5 years ago we considered several brands of composite decking available here in N. AZ. There were installations around town we could look at and talked to some of the owners. Major concerns/gripes seemed to be that all of them sagged and/or felt "spongy" in places (joists were generally 16-24 OC.) A local contractor suggested 12" OC for composite and, our joists were already in at 16" Many of the installations had board ends rotted or crumbled, and ALL had faded from the sun...none were covered.
We finally went with redwood and used the Trex fasteners that insert into the edge of each pair of deck planks in a routered groove.
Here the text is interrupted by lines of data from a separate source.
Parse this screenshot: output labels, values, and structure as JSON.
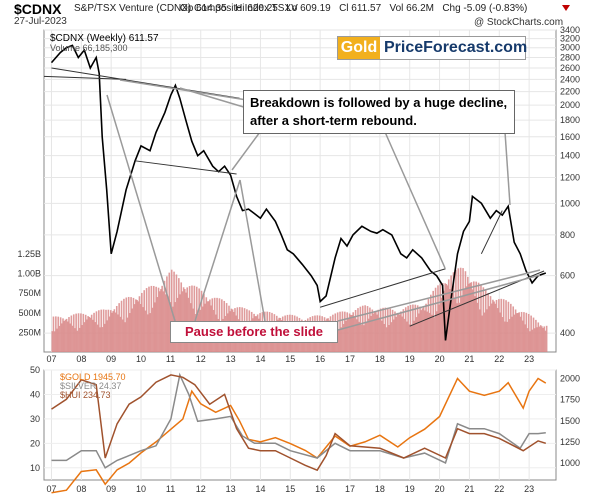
{
  "header": {
    "ticker": "$CDNX",
    "index_name": "S&P/TSX Venture (CDNX) Composite Index  TSXV",
    "date": "27-Jul-2023",
    "op": "Op 614.35",
    "hi": "Hi 620.25",
    "lo": "Lo 609.19",
    "cl": "Cl 611.57",
    "vol": "Vol 66.2M",
    "chg": "Chg -5.09 (-0.83%)",
    "credit": "@ StockCharts.com",
    "arrow_icon": "down-triangle-icon"
  },
  "logo": {
    "gold": "Gold",
    "rest": "PriceForecast.com"
  },
  "annotations": {
    "breakdown": "Breakdown is followed by a huge decline, after a short-term rebound.",
    "pause": "Pause before the slide"
  },
  "colors": {
    "cdnx_line": "#000000",
    "down_bar": "#c0103a",
    "volume": "#d98a8a",
    "gold": "#e87511",
    "silver": "#8a8a8a",
    "hui": "#a0522d"
  },
  "chart_data": [
    {
      "type": "line",
      "title": "$CDNX (Weekly) 611.57",
      "ylim": [
        350,
        3400
      ],
      "log_scale": true,
      "y_ticks": [
        3400,
        3200,
        3000,
        2800,
        2600,
        2400,
        2200,
        2000,
        1800,
        1600,
        1400,
        1200,
        1000,
        800,
        600,
        400
      ],
      "x_ticks": [
        "07",
        "08",
        "09",
        "10",
        "11",
        "12",
        "13",
        "14",
        "15",
        "16",
        "17",
        "18",
        "19",
        "20",
        "21",
        "22",
        "23"
      ],
      "series": [
        {
          "name": "$CDNX (Weekly) 611.57",
          "x": [
            2007.0,
            2007.3,
            2007.5,
            2007.7,
            2007.9,
            2008.1,
            2008.3,
            2008.5,
            2008.6,
            2008.7,
            2008.85,
            2009.0,
            2009.2,
            2009.5,
            2009.8,
            2010.0,
            2010.3,
            2010.5,
            2010.8,
            2011.0,
            2011.15,
            2011.3,
            2011.5,
            2011.7,
            2011.9,
            2012.1,
            2012.4,
            2012.6,
            2012.8,
            2013.0,
            2013.2,
            2013.4,
            2013.6,
            2013.8,
            2014.0,
            2014.2,
            2014.5,
            2014.7,
            2014.9,
            2015.1,
            2015.4,
            2015.7,
            2015.9,
            2016.0,
            2016.2,
            2016.5,
            2016.7,
            2016.9,
            2017.1,
            2017.4,
            2017.7,
            2017.9,
            2018.1,
            2018.4,
            2018.7,
            2018.9,
            2019.1,
            2019.4,
            2019.7,
            2019.9,
            2020.1,
            2020.2,
            2020.4,
            2020.6,
            2020.8,
            2021.0,
            2021.1,
            2021.4,
            2021.7,
            2021.9,
            2022.1,
            2022.3,
            2022.5,
            2022.7,
            2022.9,
            2023.1,
            2023.3,
            2023.56
          ],
          "values": [
            2700,
            2900,
            3000,
            3050,
            2800,
            2950,
            2600,
            2800,
            2500,
            1600,
            1100,
            700,
            820,
            1100,
            1350,
            1500,
            1450,
            1650,
            1900,
            2150,
            2300,
            2100,
            1800,
            1550,
            1400,
            1450,
            1300,
            1250,
            1300,
            1220,
            1050,
            950,
            960,
            930,
            900,
            960,
            880,
            800,
            720,
            700,
            650,
            600,
            560,
            500,
            520,
            680,
            780,
            740,
            800,
            850,
            820,
            810,
            830,
            800,
            700,
            680,
            720,
            680,
            620,
            600,
            560,
            380,
            520,
            700,
            820,
            880,
            1050,
            1000,
            900,
            950,
            920,
            980,
            760,
            700,
            620,
            570,
            600,
            611.57
          ]
        }
      ],
      "volume": {
        "ylim": [
          0,
          1500000000
        ],
        "y_ticks": [
          "1.25B",
          "1.00B",
          "750M",
          "500M",
          "250M"
        ],
        "label": "Volume 66,185,300",
        "x": [
          2007.0,
          2008.0,
          2008.8,
          2009.5,
          2010.5,
          2011.0,
          2011.5,
          2012.5,
          2013.5,
          2014.5,
          2015.5,
          2016.5,
          2017.5,
          2018.5,
          2019.5,
          2020.2,
          2020.8,
          2021.5,
          2022.5,
          2023.5
        ],
        "values": [
          450,
          500,
          550,
          700,
          880,
          1050,
          900,
          700,
          550,
          500,
          450,
          500,
          600,
          550,
          650,
          1000,
          1100,
          800,
          600,
          350
        ]
      }
    },
    {
      "type": "line",
      "ylim_left": [
        5,
        50
      ],
      "y_ticks_left": [
        50,
        40,
        30,
        20,
        10
      ],
      "ylim_right": [
        800,
        2100
      ],
      "y_ticks_right": [
        2000,
        1750,
        1500,
        1250,
        1000
      ],
      "x_ticks": [
        "07",
        "08",
        "09",
        "10",
        "11",
        "12",
        "13",
        "14",
        "15",
        "16",
        "17",
        "18",
        "19",
        "20",
        "21",
        "22",
        "23"
      ],
      "series": [
        {
          "name": "$GOLD 1945.70",
          "axis": "right",
          "x": [
            2007.0,
            2007.5,
            2008.0,
            2008.5,
            2008.8,
            2009.2,
            2009.6,
            2010.0,
            2010.5,
            2011.0,
            2011.4,
            2011.7,
            2012.0,
            2012.5,
            2013.0,
            2013.3,
            2013.6,
            2014.0,
            2014.5,
            2015.0,
            2015.5,
            2015.9,
            2016.5,
            2017.0,
            2017.5,
            2018.0,
            2018.6,
            2019.0,
            2019.5,
            2020.0,
            2020.6,
            2021.0,
            2021.5,
            2022.0,
            2022.3,
            2022.8,
            2023.0,
            2023.3,
            2023.56
          ],
          "values": [
            650,
            680,
            900,
            920,
            750,
            920,
            1000,
            1120,
            1250,
            1400,
            1520,
            1850,
            1700,
            1600,
            1680,
            1500,
            1280,
            1250,
            1300,
            1230,
            1150,
            1060,
            1320,
            1200,
            1250,
            1330,
            1190,
            1300,
            1400,
            1550,
            2000,
            1850,
            1800,
            1850,
            1950,
            1650,
            1850,
            2000,
            1945.7
          ]
        },
        {
          "name": "$SILVER 24.37",
          "axis": "left",
          "x": [
            2007.0,
            2007.5,
            2008.0,
            2008.5,
            2008.8,
            2009.2,
            2009.6,
            2010.0,
            2010.5,
            2011.0,
            2011.3,
            2011.6,
            2011.9,
            2012.5,
            2013.0,
            2013.4,
            2013.8,
            2014.5,
            2015.0,
            2015.9,
            2016.5,
            2017.0,
            2018.0,
            2018.8,
            2019.5,
            2020.2,
            2020.6,
            2021.0,
            2021.5,
            2022.0,
            2022.7,
            2023.0,
            2023.3,
            2023.56
          ],
          "values": [
            13,
            13,
            17,
            17,
            10,
            13,
            15,
            17,
            19,
            30,
            48,
            40,
            29,
            30,
            31,
            23,
            20,
            20,
            17,
            14,
            20,
            17,
            17,
            14,
            16,
            12,
            28,
            26,
            26,
            24,
            18,
            24,
            24,
            24.37
          ]
        },
        {
          "name": "$HUI 234.73",
          "axis": "left",
          "x": [
            2007.0,
            2007.5,
            2008.0,
            2008.5,
            2008.8,
            2009.2,
            2009.6,
            2010.0,
            2010.5,
            2011.0,
            2011.4,
            2011.8,
            2012.3,
            2012.8,
            2013.2,
            2013.6,
            2014.0,
            2014.5,
            2015.0,
            2015.5,
            2015.9,
            2016.2,
            2016.5,
            2017.0,
            2018.0,
            2018.8,
            2019.5,
            2020.2,
            2020.6,
            2021.0,
            2021.5,
            2022.0,
            2022.8,
            2023.3,
            2023.56
          ],
          "values": [
            34,
            38,
            46,
            44,
            14,
            28,
            36,
            39,
            45,
            48,
            47,
            44,
            36,
            40,
            26,
            18,
            17,
            17,
            14,
            11,
            9,
            15,
            24,
            19,
            18,
            14,
            18,
            14,
            26,
            24,
            24,
            22,
            17,
            21,
            20
          ]
        }
      ]
    }
  ]
}
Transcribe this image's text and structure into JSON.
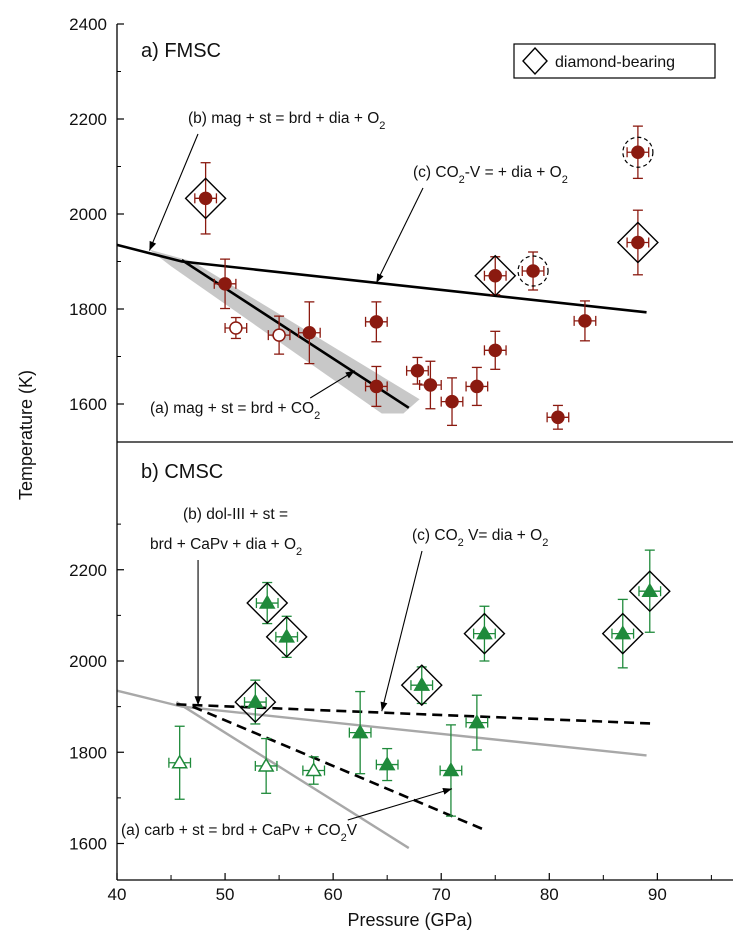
{
  "xlabel": "Pressure (GPa)",
  "ylabel": "Temperature (K)",
  "x_ticks": [
    "40",
    "50",
    "60",
    "70",
    "80",
    "90"
  ],
  "legend": {
    "label": "diamond-bearing"
  },
  "colors": {
    "fmsc": "#8b1a10",
    "cmsc": "#1f8a3b",
    "boundary": "#000000",
    "cmsc_lines": "#a8a8a8",
    "band": "#c8c8c8"
  },
  "chart_data": [
    {
      "type": "scatter",
      "panel_label": "a) FMSC",
      "xlim": [
        40,
        97
      ],
      "ylim": [
        1520,
        2400
      ],
      "y_ticks": [
        "1600",
        "1800",
        "2000",
        "2200",
        "2400"
      ],
      "points": [
        {
          "x": 48.2,
          "y": 2033,
          "xerr": 1,
          "yerr": 75,
          "filled": true,
          "diamond": true
        },
        {
          "x": 50.0,
          "y": 1853,
          "xerr": 1,
          "yerr": 52,
          "filled": true
        },
        {
          "x": 51.0,
          "y": 1760,
          "xerr": 1,
          "yerr": 22,
          "filled": false
        },
        {
          "x": 55.0,
          "y": 1745,
          "xerr": 1,
          "yerr": 40,
          "filled": false
        },
        {
          "x": 57.8,
          "y": 1750,
          "xerr": 1,
          "yerr": 65,
          "filled": true
        },
        {
          "x": 64.0,
          "y": 1773,
          "xerr": 1,
          "yerr": 42,
          "filled": true
        },
        {
          "x": 64.0,
          "y": 1637,
          "xerr": 1,
          "yerr": 42,
          "filled": true
        },
        {
          "x": 67.8,
          "y": 1670,
          "xerr": 1,
          "yerr": 28,
          "filled": true
        },
        {
          "x": 69.0,
          "y": 1640,
          "xerr": 1,
          "yerr": 50,
          "filled": true
        },
        {
          "x": 71.0,
          "y": 1605,
          "xerr": 1,
          "yerr": 50,
          "filled": true
        },
        {
          "x": 73.3,
          "y": 1637,
          "xerr": 1,
          "yerr": 40,
          "filled": true
        },
        {
          "x": 75.0,
          "y": 1713,
          "xerr": 1,
          "yerr": 40,
          "filled": true
        },
        {
          "x": 75.0,
          "y": 1870,
          "xerr": 1,
          "yerr": 40,
          "filled": true,
          "diamond": true
        },
        {
          "x": 78.5,
          "y": 1880,
          "xerr": 1,
          "yerr": 40,
          "filled": true,
          "dashed_circle": true
        },
        {
          "x": 80.8,
          "y": 1572,
          "xerr": 1,
          "yerr": 25,
          "filled": true
        },
        {
          "x": 83.3,
          "y": 1775,
          "xerr": 1,
          "yerr": 42,
          "filled": true
        },
        {
          "x": 88.2,
          "y": 2130,
          "xerr": 1,
          "yerr": 55,
          "filled": true,
          "dashed_circle": true
        },
        {
          "x": 88.2,
          "y": 1940,
          "xerr": 1,
          "yerr": 68,
          "filled": true,
          "diamond": true
        }
      ],
      "lines": [
        {
          "points": [
            [
              40,
              1935
            ],
            [
              46,
              1900
            ],
            [
              89,
              1793
            ]
          ],
          "style": "solid"
        },
        {
          "points": [
            [
              46,
              1903
            ],
            [
              67,
              1592
            ]
          ],
          "style": "solid"
        }
      ],
      "band": [
        [
          43,
          1925
        ],
        [
          47,
          1900
        ],
        [
          68,
          1610
        ],
        [
          66.5,
          1580
        ],
        [
          64.5,
          1580
        ],
        [
          45,
          1890
        ]
      ],
      "annotations": [
        {
          "parts": [
            [
              "(b) mag + st = brd + dia + O",
              ""
            ],
            [
              "2",
              "sub"
            ]
          ],
          "arrow_to": [
            43,
            1923
          ]
        },
        {
          "parts": [
            [
              "(c) CO",
              ""
            ],
            [
              "2",
              "sub"
            ],
            [
              "-V = + dia + O",
              ""
            ],
            [
              "2",
              "sub"
            ]
          ],
          "arrow_to": [
            64,
            1855
          ]
        },
        {
          "parts": [
            [
              "(a) mag + st = brd + CO",
              ""
            ],
            [
              "2",
              "sub"
            ]
          ],
          "arrow_to": [
            62,
            1670
          ]
        }
      ]
    },
    {
      "type": "scatter",
      "panel_label": "b) CMSC",
      "xlim": [
        40,
        97
      ],
      "ylim": [
        1520,
        2480
      ],
      "y_ticks": [
        "1600",
        "1800",
        "2000",
        "2200"
      ],
      "points": [
        {
          "x": 45.8,
          "y": 1777,
          "xerr": 1,
          "yerr": 80,
          "filled": false
        },
        {
          "x": 52.8,
          "y": 1910,
          "xerr": 1,
          "yerr": 48,
          "filled": true,
          "diamond": true
        },
        {
          "x": 53.8,
          "y": 1770,
          "xerr": 1,
          "yerr": 60,
          "filled": false
        },
        {
          "x": 53.9,
          "y": 2127,
          "xerr": 1,
          "yerr": 45,
          "filled": true,
          "diamond": true
        },
        {
          "x": 55.7,
          "y": 2053,
          "xerr": 1,
          "yerr": 45,
          "filled": true,
          "diamond": true
        },
        {
          "x": 58.2,
          "y": 1760,
          "xerr": 1,
          "yerr": 30,
          "filled": false
        },
        {
          "x": 62.5,
          "y": 1843,
          "xerr": 1,
          "yerr": 90,
          "filled": true
        },
        {
          "x": 65.0,
          "y": 1773,
          "xerr": 1,
          "yerr": 35,
          "filled": true
        },
        {
          "x": 68.2,
          "y": 1947,
          "xerr": 1,
          "yerr": 40,
          "filled": true,
          "diamond": true
        },
        {
          "x": 70.9,
          "y": 1760,
          "xerr": 1,
          "yerr": 100,
          "filled": true
        },
        {
          "x": 73.3,
          "y": 1865,
          "xerr": 1,
          "yerr": 60,
          "filled": true
        },
        {
          "x": 74.0,
          "y": 2060,
          "xerr": 1,
          "yerr": 60,
          "filled": true,
          "diamond": true
        },
        {
          "x": 86.8,
          "y": 2060,
          "xerr": 1,
          "yerr": 75,
          "filled": true,
          "diamond": true
        },
        {
          "x": 89.3,
          "y": 2153,
          "xerr": 1,
          "yerr": 90,
          "filled": true,
          "diamond": true
        }
      ],
      "lines": [
        {
          "points": [
            [
              40,
              1935
            ],
            [
              46,
              1900
            ],
            [
              89,
              1793
            ]
          ],
          "style": "gray"
        },
        {
          "points": [
            [
              45.5,
              1910
            ],
            [
              67,
              1590
            ]
          ],
          "style": "gray"
        },
        {
          "points": [
            [
              45.5,
              1905
            ],
            [
              89.5,
              1863
            ]
          ],
          "style": "dashed"
        },
        {
          "points": [
            [
              47,
              1900
            ],
            [
              74,
              1630
            ]
          ],
          "style": "dashed"
        }
      ],
      "annotations": [
        {
          "parts": [
            [
              "(b) dol-III + st =",
              ""
            ]
          ],
          "arrow_to": null
        },
        {
          "parts": [
            [
              "brd + CaPv + dia + O",
              ""
            ],
            [
              "2",
              "sub"
            ]
          ],
          "arrow_to": [
            47.5,
            1903
          ]
        },
        {
          "parts": [
            [
              "(c) CO",
              ""
            ],
            [
              "2",
              "sub"
            ],
            [
              " V=  dia + O",
              ""
            ],
            [
              "2",
              "sub"
            ]
          ],
          "arrow_to": [
            64.5,
            1890
          ]
        },
        {
          "parts": [
            [
              "(a) carb + st = brd + CaPv + CO",
              ""
            ],
            [
              "2",
              "sub"
            ],
            [
              "V",
              ""
            ]
          ],
          "arrow_to": [
            71,
            1720
          ]
        }
      ]
    }
  ]
}
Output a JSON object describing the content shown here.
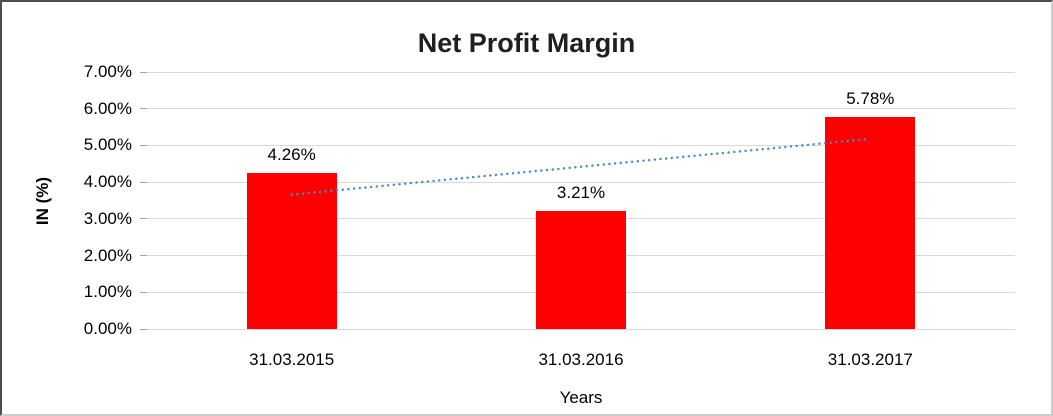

Then a SS square drive screw secures the fastener and pulls the two boards down tight to the joist. When I bought the fasteners, an option was to buy their grooving bit at $18.00 US, IIRC.
What I learned from other's experience was: 1.shorter spans between joists and 2. some sort of edging, or protection on the ends. 
Good luck.


----------



## roofner (Aug 1, 2010)

Here is the trick if you go with Trex which I did . You must use 12" centers instead of 16". I used the kreg deck jig. It was on sale for $79 and free box of screws which did my 16 x 10 deck. Very little extra cost for framing but makes the deck feel that much stronger anyway.


----------



## wannaBelkhuntin (Oct 14, 2009)

As a contractor I can also recommend Trex and Timbertech. Stay away from the cheap stuff from the orange and blue stores as it fades and curls. Also I would not recommend using the hidden clip fastener system. From what I have seen with these clips the decking will move with the weather but these clips seem to only allow movement one way. When the material tries to move back the clips bind causing the decking to buckle/warp. The Kreg system is good but the CAMO system is even better and easier in my opinion.The Trex screw and plug is not a bad option either. As allready mentioned closer spacing of the joist creates a more solid feel. 
Dave


----------